# What is the derivative of this function  sin ^2 (2x) + sin (2x+1) ?

Nov 5, 2017

$2 \sin \left(4 x\right) + 2 \cos \left(2 x + 1\right)$

#### Explanation:

${\sin}^{2} \left(2 x\right) = \sin \left(2 x\right) . \sin \left(2 x\right)$

using the product rule

$d \left(u v\right) = u \setminus . \mathrm{dv} + v \setminus . \mathrm{du}$

d(sin(2x).sin(2x)=d(sin(2x)).sin(2x)+d(sin(2x)).sin(2x) ...(a)
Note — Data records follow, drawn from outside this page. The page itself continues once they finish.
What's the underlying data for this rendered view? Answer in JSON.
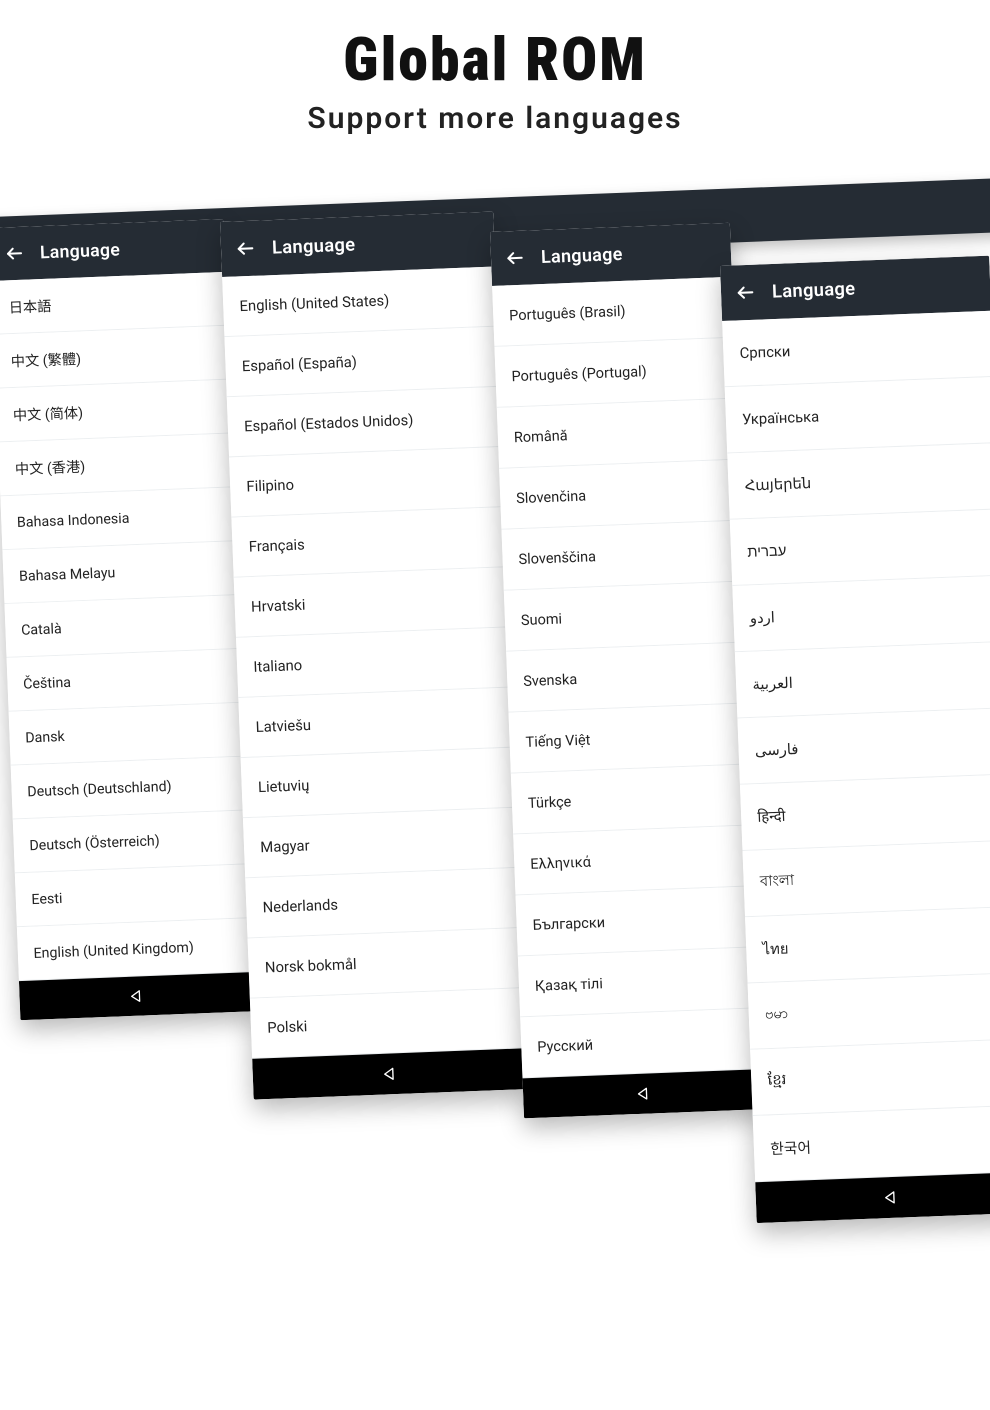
{
  "heading": {
    "title": "Global ROM",
    "subtitle": "Support more languages"
  },
  "appbar": {
    "title": "Language"
  },
  "screens": [
    {
      "id": 1,
      "items": [
        "日本語",
        "中文 (繁體)",
        "中文 (简体)",
        "中文 (香港)",
        "Bahasa Indonesia",
        "Bahasa Melayu",
        "Català",
        "Čeština",
        "Dansk",
        "Deutsch (Deutschland)",
        "Deutsch (Österreich)",
        "Eesti",
        "English (United Kingdom)"
      ]
    },
    {
      "id": 2,
      "items": [
        "English (United States)",
        "Español (España)",
        "Español (Estados Unidos)",
        "Filipino",
        "Français",
        "Hrvatski",
        "Italiano",
        "Latviešu",
        "Lietuvių",
        "Magyar",
        "Nederlands",
        "Norsk bokmål",
        "Polski"
      ]
    },
    {
      "id": 3,
      "items": [
        "Português (Brasil)",
        "Português (Portugal)",
        "Română",
        "Slovenčina",
        "Slovenščina",
        "Suomi",
        "Svenska",
        "Tiếng Việt",
        "Türkçe",
        "Ελληνικά",
        "Български",
        "Қазақ тілі",
        "Русский"
      ]
    },
    {
      "id": 4,
      "items": [
        "Српски",
        "Українська",
        "Հայերեն",
        "עברית",
        "اردو",
        "العربية",
        "فارسی",
        "हिन्दी",
        "বাংলা",
        "ไทย",
        "ဗမာ",
        "ខ្មែរ",
        "한국어"
      ]
    }
  ]
}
$d \left(\sin \left(2 x\right)\right) = 2 \cos \left(2 x\right)$

in a

$2 \cos \left(2 x\right) . \sin \left(2 x\right) + 2 \cos \left(2 x\right) . \sin \left(2 x\right)$

$4 \sin \left(2 x\right) \cos \left(2 x\right)$ it can also writes as $2 \sin \left(4 x\right)$ identity of sin double

for $\sin \left(2 x + 1\right)$

$d \left(\sin \left(u\right)\right) = \cos \left(u\right) . d \left(u\right)$
then

$d \left(\sin \left(2 x + 1\right)\right) = \cos \left(2 x + 1\right) . d \left(2 x + 1\right)$

$d \left(2 x + 1\right) = 2$

$d \left(\sin \left(2 x + 1\right)\right) = 2 \cos \left(2 x + 1\right)$

finally the answer is

$2 \sin \left(4 x\right) + 2 \cos \left(2 x + 1\right)$